I hung up on her and went to bed.

*next month*
It's been a month since my mom pass. Today is her funeral. I got up and did my morning routine. I put on my black dress and black high heels. They kids got dress in their clothes. Rosetta is wearing blue my mom favorite color she had a tulip in her hair. My mom loved tulips. Jack is wearing a black suite his tie was blue too. Johnny wore a black suite too. I did rosetta hair into a tight bun. We all got into the car. It was raining hard. When we got to the place we got out I grabbed the kids hands and we walked in. I sat in the front row of seats. My mom casket was right in front of us. We started. It was time for speeches.

"Hi my name is brynn I am Mackenzie best friend and Melissa favorite person. Uh were do I start Melissa there's a lot to say about her but the one thing I mostly want to say is how brave she was when we got pregnant she was right there for all of us. For both times she was a caring person even though she was tough on us she always care about us. We love you Melissa we will always remember you" brynn said and sitting down.

" hi I am jojo, Melissa was a wonderful woman. She always has and will be there for us" jojo it was my turn.

"Hi am Mackenzie I am her daughter. What can I saw she was loving mother we fought constantly but let's be honest who hasn't fought with their mothers. When I told I was pregnant she wasn't happy at all at me but she understood and I appreciate that I will always remember how kind she was to me and my kids."I said and sat down. We listen to a few more people. It was time to bury her. I grabbed the kids as we walked to her place. They said a few words and they started lowering I her held rosetta hand. She let go of my hand and ran up to the casket .

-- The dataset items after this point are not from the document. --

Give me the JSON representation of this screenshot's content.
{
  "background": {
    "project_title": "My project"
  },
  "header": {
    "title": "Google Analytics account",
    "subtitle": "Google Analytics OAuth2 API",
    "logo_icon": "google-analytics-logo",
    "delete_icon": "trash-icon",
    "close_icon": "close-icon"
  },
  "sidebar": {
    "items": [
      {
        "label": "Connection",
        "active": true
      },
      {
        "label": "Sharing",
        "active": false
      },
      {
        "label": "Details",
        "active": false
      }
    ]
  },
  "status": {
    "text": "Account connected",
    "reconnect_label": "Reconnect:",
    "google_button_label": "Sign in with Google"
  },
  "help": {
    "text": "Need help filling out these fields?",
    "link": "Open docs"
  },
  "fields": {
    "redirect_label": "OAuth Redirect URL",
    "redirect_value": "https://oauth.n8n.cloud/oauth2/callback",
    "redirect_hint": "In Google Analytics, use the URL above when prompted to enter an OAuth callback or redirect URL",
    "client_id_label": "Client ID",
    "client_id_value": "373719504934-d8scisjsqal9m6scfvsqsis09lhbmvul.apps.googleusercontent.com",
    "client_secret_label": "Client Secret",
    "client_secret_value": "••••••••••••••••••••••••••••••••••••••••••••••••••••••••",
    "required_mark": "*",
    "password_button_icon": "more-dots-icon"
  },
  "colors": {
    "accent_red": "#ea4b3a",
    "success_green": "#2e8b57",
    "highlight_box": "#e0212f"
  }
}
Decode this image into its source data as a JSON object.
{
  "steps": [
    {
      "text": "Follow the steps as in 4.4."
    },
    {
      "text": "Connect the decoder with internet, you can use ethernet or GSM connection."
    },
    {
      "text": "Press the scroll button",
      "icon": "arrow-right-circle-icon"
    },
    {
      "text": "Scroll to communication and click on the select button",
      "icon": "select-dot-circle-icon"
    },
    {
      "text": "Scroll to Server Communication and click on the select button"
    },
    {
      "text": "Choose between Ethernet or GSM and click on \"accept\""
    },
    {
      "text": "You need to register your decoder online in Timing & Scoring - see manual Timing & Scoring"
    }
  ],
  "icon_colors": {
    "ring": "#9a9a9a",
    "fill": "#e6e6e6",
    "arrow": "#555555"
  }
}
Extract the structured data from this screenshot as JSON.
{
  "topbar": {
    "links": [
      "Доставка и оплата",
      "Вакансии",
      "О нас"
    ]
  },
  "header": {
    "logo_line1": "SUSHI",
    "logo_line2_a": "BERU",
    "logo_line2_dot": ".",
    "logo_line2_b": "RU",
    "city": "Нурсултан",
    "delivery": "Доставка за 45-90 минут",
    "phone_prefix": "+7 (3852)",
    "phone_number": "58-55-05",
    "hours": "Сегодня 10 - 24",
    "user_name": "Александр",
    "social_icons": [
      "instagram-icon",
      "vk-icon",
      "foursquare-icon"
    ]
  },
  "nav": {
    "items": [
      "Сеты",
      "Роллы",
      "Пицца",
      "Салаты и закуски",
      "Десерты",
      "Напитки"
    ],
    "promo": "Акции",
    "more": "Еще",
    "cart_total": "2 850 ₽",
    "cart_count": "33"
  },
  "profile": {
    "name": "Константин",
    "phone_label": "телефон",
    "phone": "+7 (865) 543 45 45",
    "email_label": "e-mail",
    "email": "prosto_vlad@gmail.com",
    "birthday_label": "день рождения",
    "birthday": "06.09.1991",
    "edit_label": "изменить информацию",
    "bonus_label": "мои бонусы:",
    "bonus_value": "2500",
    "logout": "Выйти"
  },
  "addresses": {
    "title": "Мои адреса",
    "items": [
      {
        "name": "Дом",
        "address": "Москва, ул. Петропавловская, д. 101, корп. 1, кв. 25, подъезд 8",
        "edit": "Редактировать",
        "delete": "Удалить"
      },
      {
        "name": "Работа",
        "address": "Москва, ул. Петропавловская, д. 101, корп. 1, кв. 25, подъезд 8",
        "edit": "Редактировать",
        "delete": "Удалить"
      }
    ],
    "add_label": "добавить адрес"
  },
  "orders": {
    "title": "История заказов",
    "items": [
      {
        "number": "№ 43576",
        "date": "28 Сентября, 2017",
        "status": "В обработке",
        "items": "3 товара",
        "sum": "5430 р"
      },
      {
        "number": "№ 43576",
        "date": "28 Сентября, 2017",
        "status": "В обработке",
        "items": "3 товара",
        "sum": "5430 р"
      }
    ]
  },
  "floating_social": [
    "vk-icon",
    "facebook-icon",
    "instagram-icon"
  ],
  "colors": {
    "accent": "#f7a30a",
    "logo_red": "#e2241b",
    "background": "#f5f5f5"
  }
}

"No please grandma wake up please I need you!"she screamed hugging the casket. I started crying. Johnny went to grab her. My mom and rosetta had a very special boned. They share everything thing together.

"Grandma don't leave me please don't leave me wake up" she continues to yell. Johnny pick her up she was screaming and kicking and crying all at once. It was so hard for her. Blake ran over to rosetta and hugged her. I bend down to face rosetta.

"Do you want to say goodbye to grandma one last time before they lower her" I said and she nod. All the grandkids ran up to her casket and hugged it. My mom thought of all the girls kids and them as her kids and grandkids. I took a picture of them hugging them for the last time. I cried. They all went back to their parents I helped Jack Johnny helped rosetta. They lower her then threw dirt back. We watched as this happened. I cried so hard wondering what am I gonna do without her. As they finish up I handed a flower to each of the kids. They put it on the grave site. We all left. Rosetta hasn't eaten or talk neither has jack. I haven't eaten much either. Johnny refuses to eat because we refuses to eat. We try to eat but we just can't. I try but I just can't. I know we will be just fine without her but she is my mom,my only mom. We got back to our house and we went to separate rooms. I walked passed the close doors. I hear rosetta and jack crying I also hear Johnny crying. I went to comfort him.

"It's ok"I said kissing his cheek.

"I know but she was like a mother to me and she just gone just like that" he said still crying.

"I know she loved you like her own son" I said I know that's true because I talked to her every day about my and Johnny relationship or about the kids or how she doing.